The House, by a 293-123 vote late Thursday, approved a bipartisan proposal to limit the NSA’s surveillance programs by requiring the agency to get a court-ordered warrant to search U.S records in its possession.
The proposal, offered as an amendment to a Department of Defense funding bill, would close the so-called ‘backdoor search’ loophole in the FISA Amendments Act, a law allowing NSA surveillance of overseas communications. The final vote on the defense bill is expected Friday, with the bill next moving to the Senate if it passes the House.

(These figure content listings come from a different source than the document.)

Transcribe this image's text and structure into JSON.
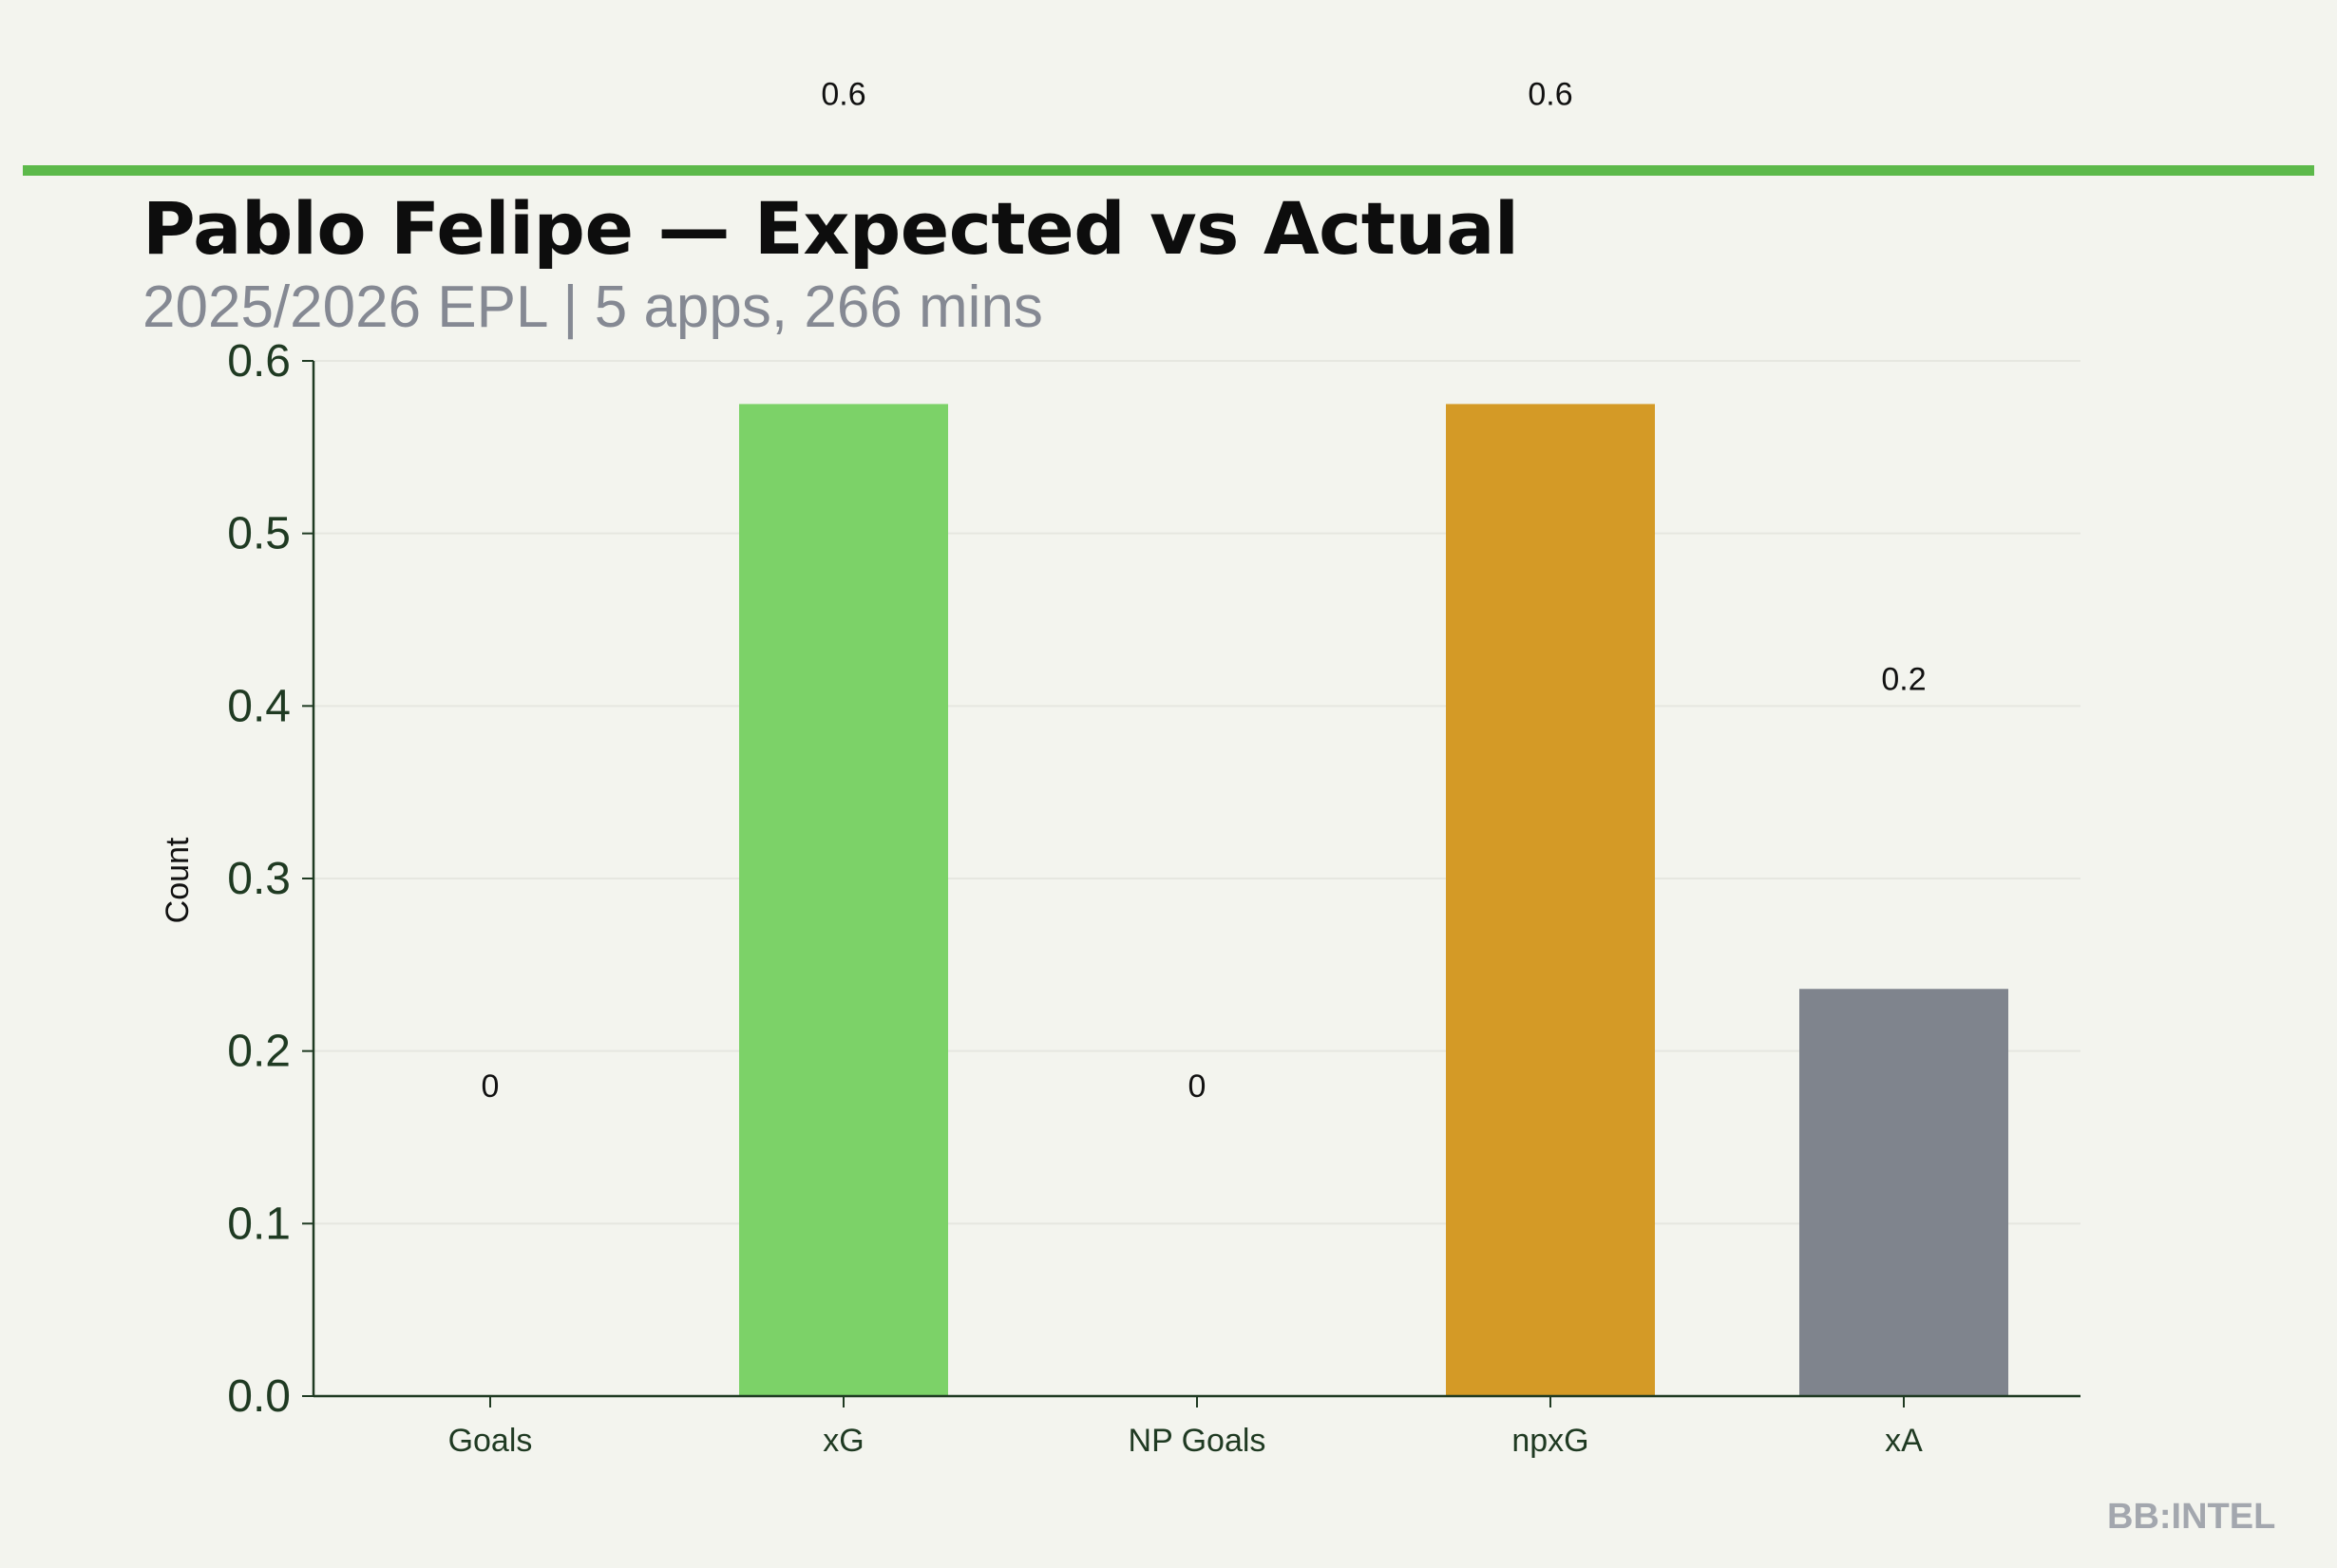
{
  "header": {
    "title": "Pablo Felipe — Expected vs Actual",
    "subtitle": "2025/2026 EPL | 5 apps, 266 mins",
    "accent_color": "#5cb94a"
  },
  "watermark": "BB:INTEL",
  "chart_data": {
    "type": "bar",
    "categories": [
      "Goals",
      "xG",
      "NP Goals",
      "npxG",
      "xA"
    ],
    "values": [
      0,
      0.575,
      0,
      0.575,
      0.236
    ],
    "data_labels": [
      "0",
      "0.6",
      "0",
      "0.6",
      "0.2"
    ],
    "colors": [
      "#5cb94a",
      "#7cd268",
      "#5cb94a",
      "#d49a26",
      "#7f848d"
    ],
    "ylabel": "Count",
    "ylim": [
      0,
      0.6
    ],
    "yticks": [
      "0.0",
      "0.1",
      "0.2",
      "0.3",
      "0.4",
      "0.5",
      "0.6"
    ],
    "grid": true,
    "axis_color": "#1f3a22"
  }
}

The FISA Amendments Act authorises overseas surveillance of online and telephone communications and prohibits the agency from intentionally targeting US residents. But the law does not prohibit the agency from querying US communications inadvertently collected under the foreign surveillance programme.
Intelligence officials have acknowledged in recent months they do conduct warrantless searches of US records under the program, leading to protests from civil rights and privacy groups.
The NSA amendment, offered by a group of representatives including Thomas Massie, a Kentucky Republican, and Zoe Lofgren, a California Democrat, would also prohibit the NSA or other US agencies from using any funds to request or require a company to build a back door into any product or service in order to allow surveillance. News reports based on leaks from former NSA contractor Edward Snowden have suggested the agency has approached tech companies about building back doors into products.
Warrantless
The warrantless search of US records violates the US Constitution’s Fourth Amendment prohibiting unreasonable searches, Massie said on the House floor. “The American people are sick of being spied on,” he said.
The warrant search provision was originally part of the USA Freedom Act, a bill aimed at limiting the NSA’s bulk collection of US phone records, but negotiators stripped out the provision under pressure from President Barack Obama’s administration in the days before the House passed the bill in late May.
The amendment drew support from several liberal Democrats and conservative Republicans. The amendment’s point was, “yes, we need to protect our country, but we also need to honor our Constitution,” Lofgren said.
Representative Rodney Frelinghuysen, a New Jersey Republican and chairman of the House Defense Appropriations Subcommittee, opposed the amendment, saying it didn’t relate to the defense funding bill it was added to. “There’s nothing in this amendment about funding,” he said. “The goal is to change policy.”